Implications of the Wave of Complicated Accounting Changes
by John A. Gordon, Principal and Founder, Pacific Management Consulting Group
I grew up as a general manager, area manager and then as a junior headquarters finance staffer in the late 1970s and early 1980s with two midwestern chain restaurant companies. We had a fully sorted unit, area and corporate P&L, a theoretical food cost system, a labor chart and a sophisticated POS system as early as 1979. For some reason, the midwestern chains were very numbers and controls intense. From that point, the industry’s accounting and analytical culture has grown more complicated every few years.
Imagine how some restaurant numbers reader’s heads must be spinning now with some of the loaded on accounting developments of the last few years.
In the last decade, net income as the premiere profit measure has taken the backseat to EBITDA—earnings before interest, taxes, depreciation and amortization as a headline “profit like” measure. EBITDA is subtotal profit like measure--and it is true that store managers can’t control interest, taxes or depreciation. Store level EBITDA is a better value for management performance reviews for example. However, using only EBITDA in corporate level cash forecasting or M&A projections is very counterproductive—because so many real cash outlays are missed.
Since 2010, the US has been transitioning towards international GAAP<1> which will represent some significant changes to US GAAP. This has affected restaurants in several ways:
Recognition of franchisor new unit development
In the past, the initial fee for area development territory contracts was recognized as revenue when the area development (AD) contract was signed. Not now. Due to the guidance agreed upon by FASB in ASC 606<2>, this revenue is recognized over the span of the life of the AD contract. This has the effect of “declumping” the initial financial effect of the big deal signings. In the future, it will take a longer period and more actual units opened to show the desired ramp ups of royalty revenue that all franchisors hope to show. <3>
Ad funds now posted to face of franchisor income statement
Also, as a consequence of ASC 606, the franchise ad funds collected by the franchisor now appear on the franchisor income statement as revenue, and the offsetting ad fund outlays appear as expenses. This is a material change, as financial operations of many franchise ad funds previously were in a separate “trust” fund that could be in surplus or deficit.<4> Going forward, now those surplus or deficits will now affect franchisor corporate earnings. Should a franchisor like Wendy’s desire to implement a new daypart, like breakfast, the ASC 606 effect means they must consider posting a big new expense or raise franchisee ad fund collections or reallocate funds from the existing marketing budget, which could be suboptimal.
Typically, restaurant franchisor ad fund outlays approximately balance over time, but this ASC means that management of ad funds could boost corporate earnings to make the all important year end number. We analysts will have to watch Q4 carefully for swings.

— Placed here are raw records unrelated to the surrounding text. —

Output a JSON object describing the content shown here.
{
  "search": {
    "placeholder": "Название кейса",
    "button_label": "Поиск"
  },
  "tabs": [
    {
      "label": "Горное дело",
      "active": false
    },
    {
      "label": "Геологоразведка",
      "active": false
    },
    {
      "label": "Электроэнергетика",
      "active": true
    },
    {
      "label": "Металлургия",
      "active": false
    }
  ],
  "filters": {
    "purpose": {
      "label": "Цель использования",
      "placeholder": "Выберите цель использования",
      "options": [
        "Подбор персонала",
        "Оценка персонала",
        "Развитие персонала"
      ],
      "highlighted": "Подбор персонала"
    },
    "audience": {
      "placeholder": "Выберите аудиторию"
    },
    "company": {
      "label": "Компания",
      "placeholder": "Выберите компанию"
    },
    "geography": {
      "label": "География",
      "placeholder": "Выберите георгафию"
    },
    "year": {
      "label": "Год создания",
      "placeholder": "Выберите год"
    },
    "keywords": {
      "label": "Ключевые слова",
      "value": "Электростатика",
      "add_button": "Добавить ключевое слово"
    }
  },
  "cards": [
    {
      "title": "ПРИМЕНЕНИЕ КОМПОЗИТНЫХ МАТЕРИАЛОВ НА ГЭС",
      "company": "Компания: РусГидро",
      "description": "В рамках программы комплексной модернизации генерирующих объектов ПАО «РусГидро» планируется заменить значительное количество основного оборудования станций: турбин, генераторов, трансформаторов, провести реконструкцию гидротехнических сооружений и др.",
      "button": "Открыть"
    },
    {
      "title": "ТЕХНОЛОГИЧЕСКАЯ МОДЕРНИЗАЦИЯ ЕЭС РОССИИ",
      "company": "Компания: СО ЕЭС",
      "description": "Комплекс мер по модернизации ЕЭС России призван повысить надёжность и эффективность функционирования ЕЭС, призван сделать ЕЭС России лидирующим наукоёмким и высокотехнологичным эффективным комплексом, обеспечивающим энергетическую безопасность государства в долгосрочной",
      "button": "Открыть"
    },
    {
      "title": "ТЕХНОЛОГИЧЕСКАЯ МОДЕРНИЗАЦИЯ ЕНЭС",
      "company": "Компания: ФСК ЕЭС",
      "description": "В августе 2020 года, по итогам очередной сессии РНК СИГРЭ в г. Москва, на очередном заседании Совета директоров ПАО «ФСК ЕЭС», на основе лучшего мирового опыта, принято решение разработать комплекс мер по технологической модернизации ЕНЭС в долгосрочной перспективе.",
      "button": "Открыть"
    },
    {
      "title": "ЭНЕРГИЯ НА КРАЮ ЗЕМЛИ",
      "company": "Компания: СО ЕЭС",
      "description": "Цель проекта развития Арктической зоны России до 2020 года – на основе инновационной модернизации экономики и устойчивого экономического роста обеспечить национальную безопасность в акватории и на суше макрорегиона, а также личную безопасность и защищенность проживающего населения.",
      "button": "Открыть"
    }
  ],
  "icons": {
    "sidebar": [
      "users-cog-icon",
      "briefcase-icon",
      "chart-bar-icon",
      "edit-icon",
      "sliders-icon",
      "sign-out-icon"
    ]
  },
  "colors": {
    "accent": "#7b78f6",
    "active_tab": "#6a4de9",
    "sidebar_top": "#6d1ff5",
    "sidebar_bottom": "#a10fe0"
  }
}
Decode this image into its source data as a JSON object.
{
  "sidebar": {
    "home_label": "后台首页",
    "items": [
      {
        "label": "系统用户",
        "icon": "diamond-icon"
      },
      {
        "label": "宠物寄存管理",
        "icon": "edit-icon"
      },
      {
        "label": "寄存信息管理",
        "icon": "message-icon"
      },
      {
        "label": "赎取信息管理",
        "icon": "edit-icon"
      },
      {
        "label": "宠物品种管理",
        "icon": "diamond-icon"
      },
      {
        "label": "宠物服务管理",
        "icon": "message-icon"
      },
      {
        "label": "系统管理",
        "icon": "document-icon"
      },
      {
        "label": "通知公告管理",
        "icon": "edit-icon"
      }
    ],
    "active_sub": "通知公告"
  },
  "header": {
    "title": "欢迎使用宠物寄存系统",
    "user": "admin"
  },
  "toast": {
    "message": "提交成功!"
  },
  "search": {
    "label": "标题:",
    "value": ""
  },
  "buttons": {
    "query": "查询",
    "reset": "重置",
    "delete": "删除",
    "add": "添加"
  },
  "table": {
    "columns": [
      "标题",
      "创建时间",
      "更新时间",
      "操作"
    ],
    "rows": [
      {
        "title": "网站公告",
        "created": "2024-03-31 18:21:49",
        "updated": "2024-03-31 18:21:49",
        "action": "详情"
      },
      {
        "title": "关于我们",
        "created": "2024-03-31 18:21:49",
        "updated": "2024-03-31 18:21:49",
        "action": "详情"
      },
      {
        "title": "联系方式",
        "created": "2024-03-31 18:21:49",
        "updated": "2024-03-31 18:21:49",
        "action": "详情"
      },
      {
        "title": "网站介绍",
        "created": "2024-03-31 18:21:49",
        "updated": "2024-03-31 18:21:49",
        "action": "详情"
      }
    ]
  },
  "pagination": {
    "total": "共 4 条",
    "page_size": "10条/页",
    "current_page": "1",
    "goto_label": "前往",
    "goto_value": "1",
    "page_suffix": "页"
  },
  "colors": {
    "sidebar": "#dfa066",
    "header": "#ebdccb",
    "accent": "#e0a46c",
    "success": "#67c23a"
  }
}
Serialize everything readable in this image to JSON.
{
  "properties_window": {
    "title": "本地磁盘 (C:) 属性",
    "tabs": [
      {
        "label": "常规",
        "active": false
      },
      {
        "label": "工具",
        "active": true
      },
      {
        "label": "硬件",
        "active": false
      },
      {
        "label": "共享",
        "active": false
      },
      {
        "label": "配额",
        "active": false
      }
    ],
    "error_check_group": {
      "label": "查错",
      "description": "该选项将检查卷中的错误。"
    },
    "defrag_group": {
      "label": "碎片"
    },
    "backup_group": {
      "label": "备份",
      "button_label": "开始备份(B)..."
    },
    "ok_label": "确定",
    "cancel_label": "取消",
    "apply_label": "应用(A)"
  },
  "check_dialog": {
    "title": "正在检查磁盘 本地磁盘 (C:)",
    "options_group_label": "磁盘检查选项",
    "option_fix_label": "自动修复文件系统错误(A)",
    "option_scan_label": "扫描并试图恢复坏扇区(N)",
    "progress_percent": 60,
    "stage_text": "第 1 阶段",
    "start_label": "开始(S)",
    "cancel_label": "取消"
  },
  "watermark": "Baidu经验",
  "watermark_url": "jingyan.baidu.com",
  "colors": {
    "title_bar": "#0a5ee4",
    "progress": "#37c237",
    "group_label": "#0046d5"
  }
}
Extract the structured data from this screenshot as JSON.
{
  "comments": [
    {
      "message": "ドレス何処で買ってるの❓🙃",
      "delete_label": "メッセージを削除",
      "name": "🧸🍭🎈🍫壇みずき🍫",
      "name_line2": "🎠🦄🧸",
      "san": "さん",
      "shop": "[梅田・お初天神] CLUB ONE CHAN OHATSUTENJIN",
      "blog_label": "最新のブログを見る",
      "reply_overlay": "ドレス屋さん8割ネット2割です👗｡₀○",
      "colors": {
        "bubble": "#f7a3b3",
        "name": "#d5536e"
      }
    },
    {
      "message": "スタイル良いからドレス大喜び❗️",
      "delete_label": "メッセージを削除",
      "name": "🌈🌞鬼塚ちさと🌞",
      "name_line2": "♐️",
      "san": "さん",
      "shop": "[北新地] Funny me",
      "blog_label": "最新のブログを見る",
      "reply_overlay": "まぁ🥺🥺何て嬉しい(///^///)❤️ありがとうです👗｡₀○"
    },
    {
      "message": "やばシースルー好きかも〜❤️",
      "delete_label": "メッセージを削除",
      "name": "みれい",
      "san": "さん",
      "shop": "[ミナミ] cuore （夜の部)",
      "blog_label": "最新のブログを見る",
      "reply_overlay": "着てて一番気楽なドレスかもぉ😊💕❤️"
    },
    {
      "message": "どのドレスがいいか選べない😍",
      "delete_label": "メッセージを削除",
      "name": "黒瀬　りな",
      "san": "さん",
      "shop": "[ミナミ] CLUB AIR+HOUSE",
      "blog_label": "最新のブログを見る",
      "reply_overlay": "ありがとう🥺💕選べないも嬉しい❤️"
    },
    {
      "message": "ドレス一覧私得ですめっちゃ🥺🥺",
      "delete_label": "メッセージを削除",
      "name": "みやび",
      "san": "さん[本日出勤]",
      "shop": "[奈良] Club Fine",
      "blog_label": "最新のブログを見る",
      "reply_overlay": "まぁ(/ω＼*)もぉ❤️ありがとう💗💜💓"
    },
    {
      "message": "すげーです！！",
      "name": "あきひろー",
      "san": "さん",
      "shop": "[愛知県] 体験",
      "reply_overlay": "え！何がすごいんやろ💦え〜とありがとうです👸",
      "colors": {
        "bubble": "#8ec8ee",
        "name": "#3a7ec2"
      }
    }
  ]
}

Lease Accounting Changes Also Dramatic
The most complex changes have come in the area of lease accounting. Per ASC 842, larger firms starting in 2019 are required to bring all of their leases onto the balance sheet. Additionally, all of the leases and services agreements need to be reviewed to determine whether those are operating or finance leases. The placement of all the leases on the balance sheet is dramatic and almost certainly will affect loan covenants and the all important debt to EBITDA and fixed cost coverage ratios, among others. On the positive side, at the recent 2019 Restaurant Finance and Development Conference, the lenders I was with and listened to in panels were well aware of this change and were not panicked in any way.
Recommendations
Don’t assume that operations, supply chain, marketing and finance staff understand the effects of these accounting changes. Conduct an actual or electronic catch up “brown bag” lunch session with staff. Their day to day decisions now will affect the P&L directly.
Inform your investors and lenders that leases now are on the balance sheet and will show up as debt and will throw off the ratios. In reality, nothing has changed with the business, but the accounting disclosure.
Note that some new expenses now posted to the income statement, such as operating leases, are only non cash expenses which were paid with CAPEX funds earlier. As a result there is no real new expense, just a paper expense. Remind your investors of that point.
About the author:
John A. Gordon is a long time restaurant industry veteran, with operations, corporate staff and management consulting experience. His founded firm, Pacific Management Consulting Group (founded 2003) works restaurant operations, financial management and strategy engagements for clients. He specializes in earnings analysis, investment due diligence and franchisee-franchisor matters. He is always reachable at (858) 874-6626, or jgordon@pacificmanagementconsultinggroup.com.
<1> Generally Accepted Accounting Principles
<2> FASB is the US Financial Accounting Standards Board. ASC 606 is their directive regarding leases.
<3> The industry feeds into Wall Street’s obsession with the number of units opened by reporting on that metric and sometimes little else in reporting franchise results. This is counterproductive for several reasons, which we will discuss in future discussion pieces. For now, new unit growth stats matter greatly.
<4> And/or, were shown as a net value, or only contributions from the franchisor were shown.